Thursday, September 23, 2010
The features so far are:
- Sequential - Sequences of events in time. This is something artificial neural networks (ANNs) are typically not very good at.
- Hierarchical - Hierarchical structures for long term memory (LTM). This enables reuse of low level behaviours and efficient encoding of observations. It is a well studied problem in reinforcement learning (RL) and Barto and Mahadevan (2003) have published a good review paper.
- Incremental - Observations are processed in the sequence they are made without storing and revisiting old observations, improving the existing system before further observations are made. Reinke and Michalski (1988) first introduced this concept w.r.t. their incremental AQ algorithm for learning concept descriptions. Many ANNs are statistic, i.e., they need to repeatedly pass through batches of observations.
- One-shot - Able to learn from a single, or a small number of, observations. Bayesian approaches to this problem have been published by Fei-Fei et al. (2003) and Maas and Kemp (2009). Instance-based learning algorithms such as the Nearest Sequence Memory (NSM) algorithm presented by McCallum (1996) are an extreme form of one-shot learning. Wu and Demiris (2010) recently published an algorithm that is both hierarchical and one-shot.
- Auto-associative - Retrieving memory content using the content itself as a reference, e.g., retieving a stored image of a person's face using another image or a partially obscured image of that face. This is what neural networks are good at and it makes them able to handle noisy real world date. This is something RL algorithms are typically not so good at.
- Future reward prediction - Predicting what actions will optimise future rewards in what world states. This is a core feature of RL algorithms (Sutton & Barto 1998).
- Hidden state identification - Different world states can produce identical observations, e.g., two different corridors in a building can look exactly the same. The only way to tell these states apart is to remember observations from the past, e.g., you know what corridor you're in because you remember what floor you took the elevator to. Some, but not all, RL algorithms have this feature.
Cohen et al. (2002) have presented the Constructivist Learning Architecture (CLA) that was both sequential, hierarchical and auto-associative, using decaying node activities in a hierarchical self-organising map (SOM) or Kohonen network (Kohonen 2001).
My paper (2010) presented a hierarchical extension of McCallum's NSM algorithm that was both sequential, one-shot and hierarchical with future reward prediction and hidden state identification capabilities.

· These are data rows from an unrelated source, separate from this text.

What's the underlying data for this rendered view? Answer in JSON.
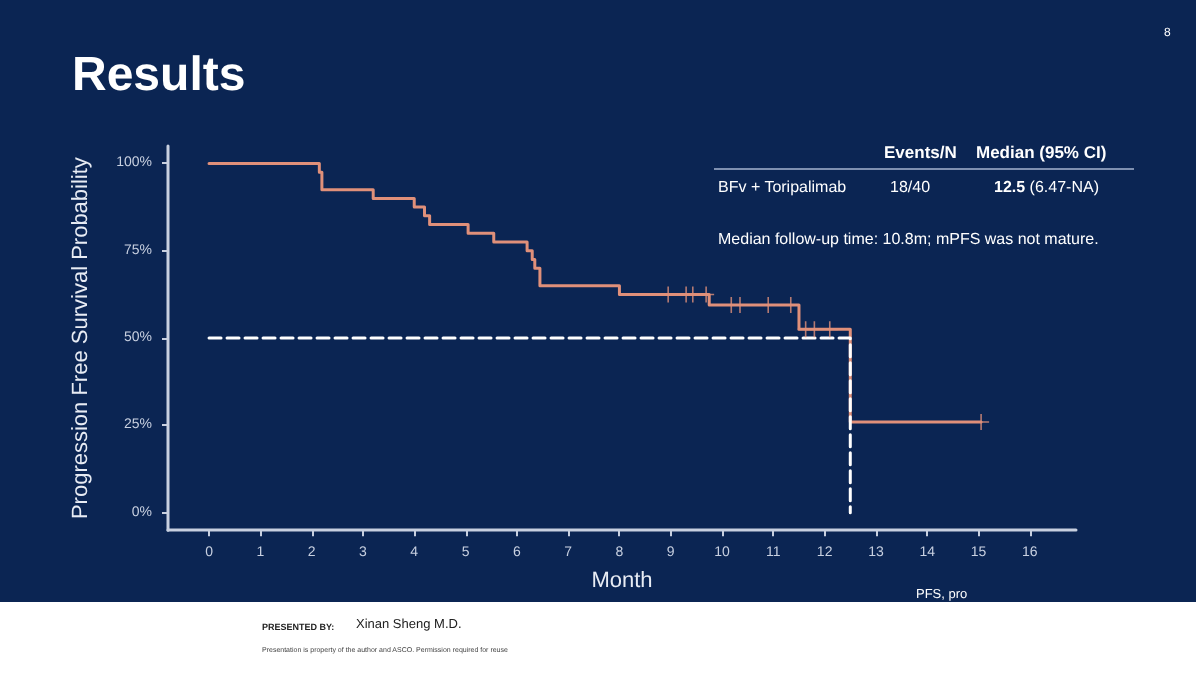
{
  "chart_data": {
    "type": "step",
    "title": "Results",
    "xlabel": "Month",
    "ylabel": "Progression Free Survival Probability",
    "xlim": [
      -0.8,
      16.9
    ],
    "xticks": [
      0,
      1,
      2,
      3,
      4,
      5,
      6,
      7,
      8,
      9,
      10,
      11,
      12,
      13,
      14,
      15,
      16
    ],
    "ylim": [
      -5,
      105
    ],
    "yticks": [
      {
        "value": 0,
        "label": "0%"
      },
      {
        "value": 25,
        "label": "25%"
      },
      {
        "value": 50,
        "label": "50%"
      },
      {
        "value": 75,
        "label": "75%"
      },
      {
        "value": 100,
        "label": "100%"
      }
    ],
    "grid": false,
    "series": [
      {
        "color": "#e0907a",
        "marker": "none",
        "x": [
          0,
          2.15,
          2.2,
          3.2,
          4.0,
          4.2,
          4.3,
          5.05,
          5.55,
          6.2,
          6.3,
          6.35,
          6.45,
          8.0,
          9.75,
          11.5,
          12.5,
          15.05
        ],
        "values": [
          100,
          97.5,
          92.5,
          90,
          87.5,
          85,
          82.5,
          80,
          77.5,
          75,
          72.5,
          70,
          65,
          62.5,
          59.5,
          52.5,
          26,
          26
        ]
      },
      {
        "type": "scatter",
        "color": "#e0907a",
        "marker": "cross",
        "x": [
          8.95,
          9.3,
          9.43,
          9.69,
          10.18,
          10.35,
          10.9,
          11.34,
          11.63,
          11.8,
          12.1,
          15.05
        ],
        "values": [
          62.5,
          62.5,
          62.5,
          62.5,
          59.5,
          59.5,
          59.5,
          59.5,
          52.5,
          52.5,
          52.5,
          26
        ]
      },
      {
        "type": "line",
        "color": "#ffffff",
        "marker": "none",
        "line_style": "dashed",
        "x": [
          0,
          12.5,
          12.5
        ],
        "values": [
          50,
          50,
          0
        ]
      }
    ],
    "annotations": [
      "Events/N",
      "Median (95% CI)",
      "BFv + Toripalimab",
      "18/40",
      "12.5 (6.47-NA)",
      "Median follow-up time: 10.8m; mPFS was not mature.",
      "PFS, pro",
      "8",
      "PRESENTED BY:",
      "Xinan Sheng M.D.",
      "Presentation is property of the author and ASCO. Permission required for reuse"
    ]
  }
}
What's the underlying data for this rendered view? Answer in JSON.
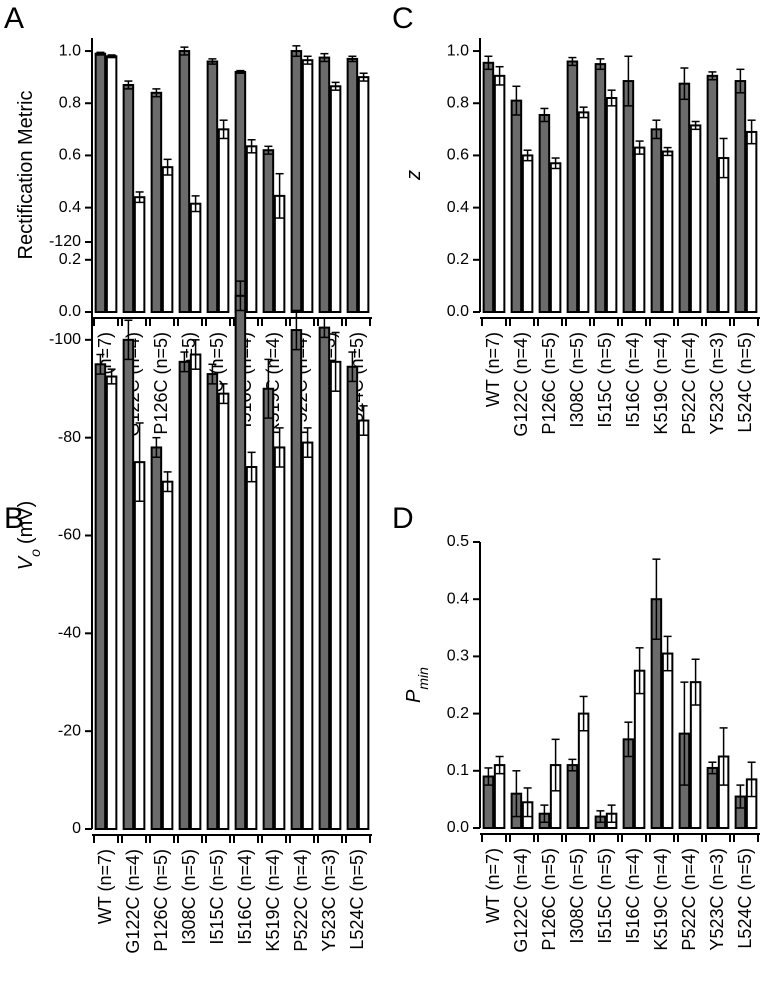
{
  "chart_data": [
    {
      "type": "bar",
      "panel": "A",
      "ylabel": "Rectification Metric",
      "categories": [
        "WT (n=7)",
        "G122C (n=4)",
        "P126C (n=5)",
        "I308C (n=5)",
        "I515C (n=5)",
        "I516C (n=4)",
        "K519C (n=4)",
        "P522C (n=4)",
        "Y523C (n=3)",
        "L524C (n=5)"
      ],
      "series": [
        {
          "color": "#6b6b6b",
          "values": [
            0.99,
            0.87,
            0.84,
            1.0,
            0.96,
            0.92,
            0.62,
            1.0,
            0.975,
            0.97
          ],
          "errors": [
            0.005,
            0.015,
            0.015,
            0.015,
            0.01,
            0.005,
            0.015,
            0.02,
            0.015,
            0.01
          ]
        },
        {
          "color": "#ffffff",
          "values": [
            0.98,
            0.44,
            0.555,
            0.415,
            0.7,
            0.635,
            0.445,
            0.965,
            0.865,
            0.9
          ],
          "errors": [
            0.005,
            0.02,
            0.03,
            0.03,
            0.035,
            0.025,
            0.085,
            0.015,
            0.015,
            0.015
          ]
        }
      ],
      "ylim": [
        0,
        1.05
      ],
      "yticks": [
        {
          "value": 0,
          "label": "0.0"
        },
        0.2,
        0.4,
        0.6,
        0.8,
        {
          "value": 1,
          "label": "1.0"
        }
      ]
    },
    {
      "type": "bar",
      "panel": "C",
      "ylabel": "z",
      "categories": [
        "WT (n=7)",
        "G122C (n=4)",
        "P126C (n=5)",
        "I308C (n=5)",
        "I515C (n=5)",
        "I516C (n=4)",
        "K519C (n=4)",
        "P522C (n=4)",
        "Y523C (n=3)",
        "L524C (n=5)"
      ],
      "series": [
        {
          "color": "#6b6b6b",
          "values": [
            0.955,
            0.81,
            0.755,
            0.96,
            0.95,
            0.885,
            0.7,
            0.875,
            0.905,
            0.885
          ],
          "errors": [
            0.025,
            0.055,
            0.025,
            0.015,
            0.02,
            0.095,
            0.035,
            0.06,
            0.015,
            0.045
          ]
        },
        {
          "color": "#ffffff",
          "values": [
            0.905,
            0.6,
            0.57,
            0.765,
            0.82,
            0.63,
            0.615,
            0.715,
            0.59,
            0.69
          ],
          "errors": [
            0.035,
            0.02,
            0.02,
            0.02,
            0.03,
            0.025,
            0.015,
            0.015,
            0.075,
            0.045
          ]
        }
      ],
      "ylim": [
        0,
        1.05
      ],
      "yticks": [
        {
          "value": 0,
          "label": "0.0"
        },
        0.2,
        0.4,
        0.6,
        0.8,
        {
          "value": 1,
          "label": "1.0"
        }
      ]
    },
    {
      "type": "bar",
      "panel": "B",
      "ylabel": "V",
      "ylabel_sub": "o",
      "ylabel_unit": "(mV)",
      "categories": [
        "WT (n=7)",
        "G122C (n=4)",
        "P126C (n=5)",
        "I308C (n=5)",
        "I515C (n=5)",
        "I516C (n=4)",
        "K519C (n=4)",
        "P522C (n=4)",
        "Y523C (n=3)",
        "L524C (n=5)"
      ],
      "series": [
        {
          "color": "#6b6b6b",
          "values": [
            -95,
            -100,
            -78,
            -95.5,
            -93,
            -109,
            -90,
            -102,
            -102.5,
            -94.5
          ],
          "errors": [
            2,
            4,
            2,
            2,
            2,
            3,
            6,
            4,
            2,
            3
          ]
        },
        {
          "color": "#ffffff",
          "values": [
            -92.5,
            -75,
            -71,
            -97,
            -89,
            -74,
            -78,
            -79,
            -95.5,
            -83.5
          ],
          "errors": [
            1.5,
            8,
            2,
            3,
            2,
            3,
            4,
            3,
            6,
            3
          ]
        }
      ],
      "ylim": [
        0,
        -120
      ],
      "yticks": [
        0,
        -20,
        -40,
        -60,
        -80,
        -100,
        -120
      ]
    },
    {
      "type": "bar",
      "panel": "D",
      "ylabel": "P",
      "ylabel_sub": "min",
      "categories": [
        "WT (n=7)",
        "G122C (n=4)",
        "P126C (n=5)",
        "I308C (n=5)",
        "I515C (n=5)",
        "I516C (n=4)",
        "K519C (n=4)",
        "P522C (n=4)",
        "Y523C (n=3)",
        "L524C (n=5)"
      ],
      "series": [
        {
          "color": "#6b6b6b",
          "values": [
            0.09,
            0.06,
            0.025,
            0.11,
            0.02,
            0.155,
            0.4,
            0.165,
            0.105,
            0.055
          ],
          "errors": [
            0.015,
            0.04,
            0.015,
            0.01,
            0.01,
            0.03,
            0.07,
            0.09,
            0.01,
            0.02
          ]
        },
        {
          "color": "#ffffff",
          "values": [
            0.11,
            0.045,
            0.11,
            0.2,
            0.025,
            0.275,
            0.305,
            0.255,
            0.125,
            0.085
          ],
          "errors": [
            0.015,
            0.025,
            0.045,
            0.03,
            0.015,
            0.04,
            0.03,
            0.04,
            0.05,
            0.03
          ]
        }
      ],
      "ylim": [
        0,
        0.5
      ],
      "yticks": [
        {
          "value": 0,
          "label": "0.0"
        },
        0.1,
        0.2,
        0.3,
        0.4,
        0.5
      ]
    }
  ]
}
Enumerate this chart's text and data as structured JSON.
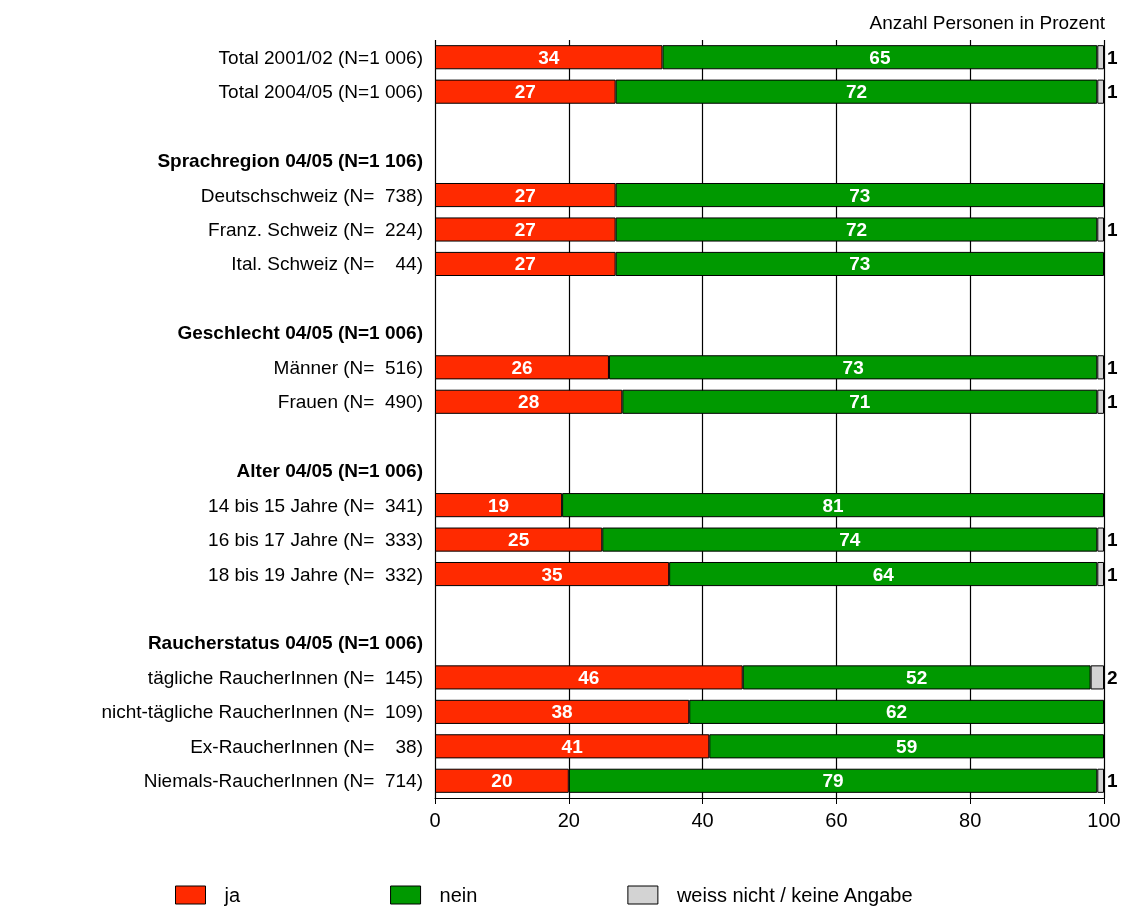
{
  "chart_data": {
    "type": "bar",
    "orientation": "horizontal",
    "stacked": true,
    "title": "Anzahl Personen in Prozent",
    "categories": [
      "Total 2001/02 (N=1 006)",
      "Total 2004/05 (N=1 006)",
      null,
      "Sprachregion 04/05 (N=1 106)",
      "Deutschschweiz (N=  738)",
      "Franz. Schweiz (N=  224)",
      "Ital. Schweiz (N=    44)",
      null,
      "Geschlecht 04/05 (N=1 006)",
      "Männer (N=  516)",
      "Frauen (N=  490)",
      null,
      "Alter 04/05 (N=1 006)",
      "14 bis 15 Jahre (N=  341)",
      "16 bis 17 Jahre (N=  333)",
      "18 bis 19 Jahre (N=  332)",
      null,
      "Raucherstatus 04/05 (N=1 006)",
      "tägliche RaucherInnen (N=  145)",
      "nicht-tägliche RaucherInnen (N=  109)",
      "Ex-RaucherInnen (N=    38)",
      "Niemals-RaucherInnen (N=  714)"
    ],
    "series": [
      {
        "name": "ja",
        "color": "#ff2a00",
        "values": [
          34,
          27,
          null,
          null,
          27,
          27,
          27,
          null,
          null,
          26,
          28,
          null,
          null,
          19,
          25,
          35,
          null,
          null,
          46,
          38,
          41,
          20
        ]
      },
      {
        "name": "nein",
        "color": "#009900",
        "values": [
          65,
          72,
          null,
          null,
          73,
          72,
          73,
          null,
          null,
          73,
          71,
          null,
          null,
          81,
          74,
          64,
          null,
          null,
          52,
          62,
          59,
          79
        ]
      },
      {
        "name": "weiss nicht / keine Angabe",
        "color": "#d3d3d3",
        "values": [
          1,
          1,
          null,
          null,
          null,
          1,
          null,
          null,
          null,
          1,
          1,
          null,
          null,
          null,
          1,
          1,
          null,
          null,
          2,
          null,
          null,
          1
        ]
      }
    ],
    "xlim": [
      0,
      100
    ],
    "xticks": [
      0,
      20,
      40,
      60,
      80,
      100
    ],
    "grid": "x",
    "legend": "bottom",
    "data_labels": true
  }
}
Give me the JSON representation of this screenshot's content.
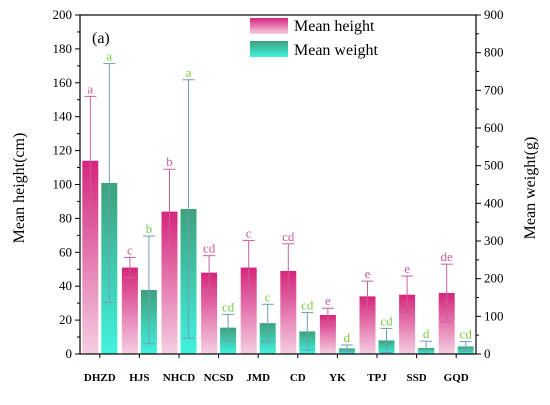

Pierris and I (2010) published an algorithm that used a version of the Cohen's CLA algorithm, the Compressed Sparse Code (CoSCo) SOM, to reproduce a humanoid robot motion demonstrated by a human teacher. This work went beyond the original work of Cohen et al. in that it repeatedly used the learned SOM for action selection in order to reproduce the motion.
In the future I aim to use the mechanisms I developed for the hierarchical NSM algorithm to extend Chaput's decaying activity hierarchical SOMs so that it can support future reward discount and hidden state identification. This will create an algorithm suitable for RL problems such as reaching.